The University of Iowa is waiting to determine whether any policy changes will need to be made following Education Secretary Betsy DeVos’ recently proposed changes to Title IX guidelines on sexual misconduct, which would bolster the rights of students accused of sexual assault.
Although the definition of sexual assault and how it is reported would be changed by DeVos’ proposal, whether these suggestions are implemented will be up to the universities.
“The University of Iowa will follow its current policies until it has conducted a thorough review of the … proposed Title IX regulations on sexual misconduct for higher-education institutions,” said Monique DiCarlo, the UI Title IX and sexual misconduct response coordinator, in a statement.
The university will determine whether policy changes need to be implemented once the regulations are completed after a 60-day public-comment period, she said.
“The university takes all reports of sexual assault seriously, and there is absolutely no place for sexual misconduct and violence on campus,” DiCarlo said. “We will continue to respond to all reports of sexual misconduct by offering and providing support and resources to those who need it.”
There are UI teams committed to prevention of sexual assault, support of survivors, and accountability of offenders, she noted.
The accountability in particular is placed in a gray area by the new proposal, because DeVos’ changes would allow the accused perpetrator of sexual misconduct at a higher-education institution to question the victim through a third party, which opponents of the proposal have said would be traumatizing for the survivor.
“The cross-examination piece is going to have a huge impact, because it protects the accused but not in an equitable environment,” Domestic Violence Intervention Program Executive Director Kristie Doser said. “To create an environment where there’s not equity is inappropriate.”
Overall, Doser said, DeVos’ proposal undermines the intention of Title IX, which was implemented as a protective measure for sexual-assault victims to feel safe coming forward at an educational institution.
“The language that defines sexual assault in these changes is going to shut down victims,” Doser said. “I think there are so many myths about sexual violence, and all this does is add one more nail to the coffin.”
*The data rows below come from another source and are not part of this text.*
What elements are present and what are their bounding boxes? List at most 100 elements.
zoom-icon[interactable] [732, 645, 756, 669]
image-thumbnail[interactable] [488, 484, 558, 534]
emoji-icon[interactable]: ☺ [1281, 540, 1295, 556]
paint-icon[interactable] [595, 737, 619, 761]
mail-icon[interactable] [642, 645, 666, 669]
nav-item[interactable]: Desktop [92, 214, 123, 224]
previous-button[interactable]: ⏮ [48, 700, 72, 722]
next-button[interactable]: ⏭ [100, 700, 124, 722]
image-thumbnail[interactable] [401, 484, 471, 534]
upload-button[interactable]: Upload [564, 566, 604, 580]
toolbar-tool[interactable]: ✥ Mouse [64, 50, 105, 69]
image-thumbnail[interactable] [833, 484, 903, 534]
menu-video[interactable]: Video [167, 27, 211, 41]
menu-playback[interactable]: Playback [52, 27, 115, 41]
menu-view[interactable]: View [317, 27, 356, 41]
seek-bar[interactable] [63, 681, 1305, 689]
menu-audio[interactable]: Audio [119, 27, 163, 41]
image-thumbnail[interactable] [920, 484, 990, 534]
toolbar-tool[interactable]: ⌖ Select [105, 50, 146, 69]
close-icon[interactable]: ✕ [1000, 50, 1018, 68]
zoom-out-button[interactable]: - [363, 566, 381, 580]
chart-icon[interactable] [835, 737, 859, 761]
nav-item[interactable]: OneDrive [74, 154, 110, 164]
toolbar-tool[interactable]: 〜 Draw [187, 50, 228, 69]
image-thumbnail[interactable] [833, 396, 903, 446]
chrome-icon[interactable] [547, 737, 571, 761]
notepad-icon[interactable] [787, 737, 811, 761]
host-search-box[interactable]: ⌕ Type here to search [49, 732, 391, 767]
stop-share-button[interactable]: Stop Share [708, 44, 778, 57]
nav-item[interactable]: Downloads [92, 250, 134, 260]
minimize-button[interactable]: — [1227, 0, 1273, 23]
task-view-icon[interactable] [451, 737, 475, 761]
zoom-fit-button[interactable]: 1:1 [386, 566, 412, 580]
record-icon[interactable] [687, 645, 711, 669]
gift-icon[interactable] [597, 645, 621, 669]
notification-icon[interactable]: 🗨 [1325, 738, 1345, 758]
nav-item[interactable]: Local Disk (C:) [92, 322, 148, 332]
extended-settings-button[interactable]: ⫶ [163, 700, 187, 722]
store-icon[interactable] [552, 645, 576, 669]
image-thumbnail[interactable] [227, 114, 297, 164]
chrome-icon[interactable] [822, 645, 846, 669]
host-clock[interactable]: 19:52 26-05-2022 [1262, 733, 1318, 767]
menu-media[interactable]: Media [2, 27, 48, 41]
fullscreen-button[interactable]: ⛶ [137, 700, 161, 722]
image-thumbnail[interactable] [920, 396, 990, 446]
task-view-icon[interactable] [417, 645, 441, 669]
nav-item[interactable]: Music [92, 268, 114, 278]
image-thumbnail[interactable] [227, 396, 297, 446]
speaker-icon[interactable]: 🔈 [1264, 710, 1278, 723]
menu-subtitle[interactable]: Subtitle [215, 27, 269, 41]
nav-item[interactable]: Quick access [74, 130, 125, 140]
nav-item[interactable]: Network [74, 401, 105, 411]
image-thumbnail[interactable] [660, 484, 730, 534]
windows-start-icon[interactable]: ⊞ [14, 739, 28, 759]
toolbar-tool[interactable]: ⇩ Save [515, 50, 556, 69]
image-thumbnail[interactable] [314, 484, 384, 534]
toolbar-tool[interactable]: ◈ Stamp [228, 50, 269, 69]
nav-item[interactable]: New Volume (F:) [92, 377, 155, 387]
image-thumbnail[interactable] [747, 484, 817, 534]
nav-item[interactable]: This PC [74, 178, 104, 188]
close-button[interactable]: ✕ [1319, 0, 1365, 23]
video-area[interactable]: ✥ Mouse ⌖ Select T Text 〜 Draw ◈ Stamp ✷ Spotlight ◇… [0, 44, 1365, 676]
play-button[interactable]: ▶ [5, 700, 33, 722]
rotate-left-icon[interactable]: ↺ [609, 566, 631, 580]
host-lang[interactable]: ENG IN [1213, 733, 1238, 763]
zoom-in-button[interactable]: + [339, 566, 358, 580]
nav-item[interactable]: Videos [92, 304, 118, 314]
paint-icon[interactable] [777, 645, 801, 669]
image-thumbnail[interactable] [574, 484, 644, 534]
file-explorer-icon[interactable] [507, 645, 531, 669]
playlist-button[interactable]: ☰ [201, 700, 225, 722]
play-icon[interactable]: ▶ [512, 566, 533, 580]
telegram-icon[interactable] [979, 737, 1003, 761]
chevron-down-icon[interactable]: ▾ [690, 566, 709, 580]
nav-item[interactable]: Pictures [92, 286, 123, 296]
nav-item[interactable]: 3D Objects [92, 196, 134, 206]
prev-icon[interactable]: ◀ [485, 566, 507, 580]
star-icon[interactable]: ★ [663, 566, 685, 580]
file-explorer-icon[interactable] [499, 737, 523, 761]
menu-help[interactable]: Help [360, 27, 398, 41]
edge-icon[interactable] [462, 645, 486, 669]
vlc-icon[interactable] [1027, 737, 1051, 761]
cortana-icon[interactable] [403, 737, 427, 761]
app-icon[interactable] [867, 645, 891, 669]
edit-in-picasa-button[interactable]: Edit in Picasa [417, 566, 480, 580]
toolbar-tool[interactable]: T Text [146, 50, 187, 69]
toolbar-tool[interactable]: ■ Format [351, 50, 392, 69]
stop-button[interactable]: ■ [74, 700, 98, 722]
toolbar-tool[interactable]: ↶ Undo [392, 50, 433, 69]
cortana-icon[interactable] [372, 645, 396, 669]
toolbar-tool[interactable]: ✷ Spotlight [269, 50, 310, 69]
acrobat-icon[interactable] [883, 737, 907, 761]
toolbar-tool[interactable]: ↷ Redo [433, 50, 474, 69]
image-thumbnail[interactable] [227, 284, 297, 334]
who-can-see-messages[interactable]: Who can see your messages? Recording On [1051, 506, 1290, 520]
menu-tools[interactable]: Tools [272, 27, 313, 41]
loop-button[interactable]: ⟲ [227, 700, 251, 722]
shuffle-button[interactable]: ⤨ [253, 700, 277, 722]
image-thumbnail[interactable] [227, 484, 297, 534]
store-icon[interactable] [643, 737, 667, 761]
Victims often don’t speak up because they don’t know if their experiences qualify as an act of sexual violence, she said, and the guidelines DeVos proposes would negate the progress that institutions have made in encouraging victims to come forward.
Another controversial aspect of the DeVos plan relates to the way it overrides the Obama-era Dear Colleague letter from 2011, which extended the preponderance of evidence standard to encompass sexual-assault cases in an effort to make the proceedings of sexual-misconduct cases more efficient.
The intention of changing this standard was to make it easier for victims to step forward should they wish to have their case investigated, and the concern is that DeVos’ proposed guidelines would place the burden of proving an incident of sexual assault on the victim.
“What we see in the proposed guidelines is that institutions will be allowed to go to a two-tiered system of a higher standard for one kind of misconduct than another,” Women’s Resource and Action Center Director Linda Kroon said. “The concern around that is that it’ll make it harder to hold anyone accountable for that kind of misconduct.”
In addition, Kroon said, more litigation in regard to sexual misconduct leads to a culture of permissiveness, the very kind her organization and others similar to it are trying to change.
“We’re trying to move toward healthier norms of interaction,” Kroon said. “This just feels like, to me, a worrisome development with the potential to do real harm.”